Prajapati has also been working with colleagues at De Montfort University to produce enzymes that could potentially make the clothes dying process more sustainable.
Major brands across the fashion industry are starting to pay attention to the demand for more sustainable practices
Currently most textiles are coloured using synthetic dyes, which are petroleum derivatives, and patterned with complex processes. These processes can require temperatures of up to 100C for cotton, nylon and wool, but higher for polyester and other synthetic fibres. On top of this, the process requires high pressures, long processing times and the use of additional chemicals such as acids and alkalis, which are harmful towards the environment in large quantities.

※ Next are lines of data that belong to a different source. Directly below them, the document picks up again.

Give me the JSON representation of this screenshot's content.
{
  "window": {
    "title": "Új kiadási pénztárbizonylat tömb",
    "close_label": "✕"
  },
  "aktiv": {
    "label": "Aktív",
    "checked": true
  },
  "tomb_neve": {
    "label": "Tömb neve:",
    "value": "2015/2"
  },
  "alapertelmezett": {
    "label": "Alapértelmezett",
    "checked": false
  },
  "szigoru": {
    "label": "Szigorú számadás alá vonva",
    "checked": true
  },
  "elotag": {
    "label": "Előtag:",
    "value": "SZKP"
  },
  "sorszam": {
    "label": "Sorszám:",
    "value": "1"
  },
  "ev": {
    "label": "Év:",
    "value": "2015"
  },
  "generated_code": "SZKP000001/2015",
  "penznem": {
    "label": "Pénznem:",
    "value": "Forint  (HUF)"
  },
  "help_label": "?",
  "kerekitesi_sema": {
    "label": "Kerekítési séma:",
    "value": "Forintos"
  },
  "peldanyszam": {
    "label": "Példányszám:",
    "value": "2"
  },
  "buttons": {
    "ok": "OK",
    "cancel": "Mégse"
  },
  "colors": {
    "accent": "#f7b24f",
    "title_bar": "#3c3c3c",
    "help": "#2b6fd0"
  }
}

Prajapati and her colleagues have been developing processes that use enzymes so that textile dyes and patterning of fabrics can be done temperatures as low as 50C, at atmospheric pressure and pH conditions around neutral without the use of additional chemicals.
“The key advantages over conventional methods include simpler processing of textiles, the elimination of pre-manufactured dyes and opportunities for multiple colours to be achieved through simple alteration of processing conditions,” she says.
Pigments made by Algalife have similar benefits, plus the added benefit of being created from renewable sources, says Krebs. You can even drink the dye they produce, she says. Algalife is now working with a major retail fashion brand and hope to have clothes made from algae in stores by 2021.
Other major brands across the fashion industry are starting to pay attention to the demand for more sustainable practices. Companies like Adidas, that recently announced a range of trainers made from ocean plastic. High street retailer Zara also announced in 2019 that it would be using only sustainable materials by 2025.
The shredding process used by mechanical recycling methods leads to shorter, weaker fibres that cannot be resued to make clothes (Credit: Alamy)
“Using recycled, rather than virgin, materials offers an opportunity to drastically reduce non-renewable resource inputs and the negative impacts of the industry, like CO2 emissions, water and chemical use,” says Prajapati.
But some are sceptical about how committed some large brands are to sustainability, accusing them of “greenwashing”, which the companies deny.
Zara was one of the original inventors of the fast fashion system as we know it, says Clare Press, Australian Vogue’s sustainability editor-at-large and author of the book Wardrobe Crisis. “Let’s not pretend people shop at Zara for heirlooms to pass down through the generations,” she says. “In the last 20 years the fashion system has changed completely, moving away from seasonal drops towards near-instant gratification. Waiting six months for a runway look seems crazy to a new generation of fashion fans raised on Instagram and ‘see now, buy now’.”
So while recycling and more sustainable fabrics will be a key part of the solution, consumers too will need to change their behaviour if we hope to lessen the impact that the fashion industry is having on our planet.
“We need to slow down, take a little time to reconnect with our clothes and appreciate them again,” says Press. “Remember that whatever you are wearing, it took both physical and creative resources to make it.”